The African or African Goose is a breed of domestic goose. It is one of two domestic breeds that derive from the wild species Anser cygnoides, the other being the Chinese; all other domestic geese derive from Anser anser. Despite the name, it is not from Africa but is of Chinese origin, found in Teochew and Swatow of South China. It is a large bird, among the heaviest of all goose breeds.

== History ==

The African Goose is one of two domestic goose breeds that derive from the wild species Anser cygnoides, the other being the Chinese, to which it is closely related. Domestication took place in north Asia, and birds of this type were later brought to Europe, possibly via Madagascar; they were present in Britain before the end of the seventeenth century.

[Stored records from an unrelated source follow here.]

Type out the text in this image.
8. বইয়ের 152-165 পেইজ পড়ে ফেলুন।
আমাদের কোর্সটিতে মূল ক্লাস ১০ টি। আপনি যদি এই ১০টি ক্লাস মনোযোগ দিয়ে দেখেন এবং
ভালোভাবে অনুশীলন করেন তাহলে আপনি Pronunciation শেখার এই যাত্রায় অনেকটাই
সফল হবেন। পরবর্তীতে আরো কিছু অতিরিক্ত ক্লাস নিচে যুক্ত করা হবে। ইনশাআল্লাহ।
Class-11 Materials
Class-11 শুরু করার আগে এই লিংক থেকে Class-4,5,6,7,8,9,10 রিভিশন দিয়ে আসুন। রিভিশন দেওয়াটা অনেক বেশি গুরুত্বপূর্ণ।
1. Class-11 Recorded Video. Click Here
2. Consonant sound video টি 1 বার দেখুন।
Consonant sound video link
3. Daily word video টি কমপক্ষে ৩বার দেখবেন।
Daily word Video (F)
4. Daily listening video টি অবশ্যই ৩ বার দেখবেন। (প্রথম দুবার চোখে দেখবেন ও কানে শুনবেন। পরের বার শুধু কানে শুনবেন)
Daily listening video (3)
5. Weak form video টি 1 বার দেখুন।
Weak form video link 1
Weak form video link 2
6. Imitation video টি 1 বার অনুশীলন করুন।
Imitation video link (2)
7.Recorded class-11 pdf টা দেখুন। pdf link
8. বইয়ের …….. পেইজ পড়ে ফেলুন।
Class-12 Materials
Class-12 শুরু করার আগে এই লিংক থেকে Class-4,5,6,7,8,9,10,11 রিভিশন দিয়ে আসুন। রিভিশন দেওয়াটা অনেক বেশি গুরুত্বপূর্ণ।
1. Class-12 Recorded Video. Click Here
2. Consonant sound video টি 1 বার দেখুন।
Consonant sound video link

The brown variety was included in the first edition of the Standard of Perfection of the American Poultry Association in 1874; the white was added in 1987, and the buff in 2018.

== Characteristics ==

The African Goose is a large, heavy bird, among the heaviest of all goose breeds. According to the British standard, weights are approximately 8±– kg for geese and 10±– kg for ganders; the Bund Deutscher Rassegeflügelzüchter gives weights of 7 kg and 8 kg respectively. The birds may stand up to 90 cm tall. The body is large and is carried at about 35° to the horizontal; the back is long and fairly flat, the breast and belly smooth and rounded. The tail is held above the back-line, particularly in ganders. The head is large, with a large knob protruding forwards and upwards from the front of the head and the top of the upper mandible of the broad bill. The neck is long, thick and slightly arched, with a smooth crescent-shaped dewlap hanging below the lower mandible.

Three color varieties are recognised by the Poultry Club of Great Britain and the American Poultry Association: the grey or brown, the buff and the white. The brown has wild-type plumage, with colors ranging from light to dark grey-brown (or light ash to dark slate), with black bill and knob and dark or brownish-orange shanks and feet. The white has pure white plumage, with orange bill and knob and light orange legs, and the buff has the same plumage pattern as the brown, but in colors ranging from light fawn to buff; the legs and webs are a light dull orange, the knob and bill a pinkish brown. Only the grey/brown is recognised by the Entente Européenne d'Aviculture et de Cuniculture.

== Use ==

The African Goose is commonly reared for meat. Geese lay about 25 eggs per year; the eggs are white and weigh some 130 g. Ring size is 27 mm.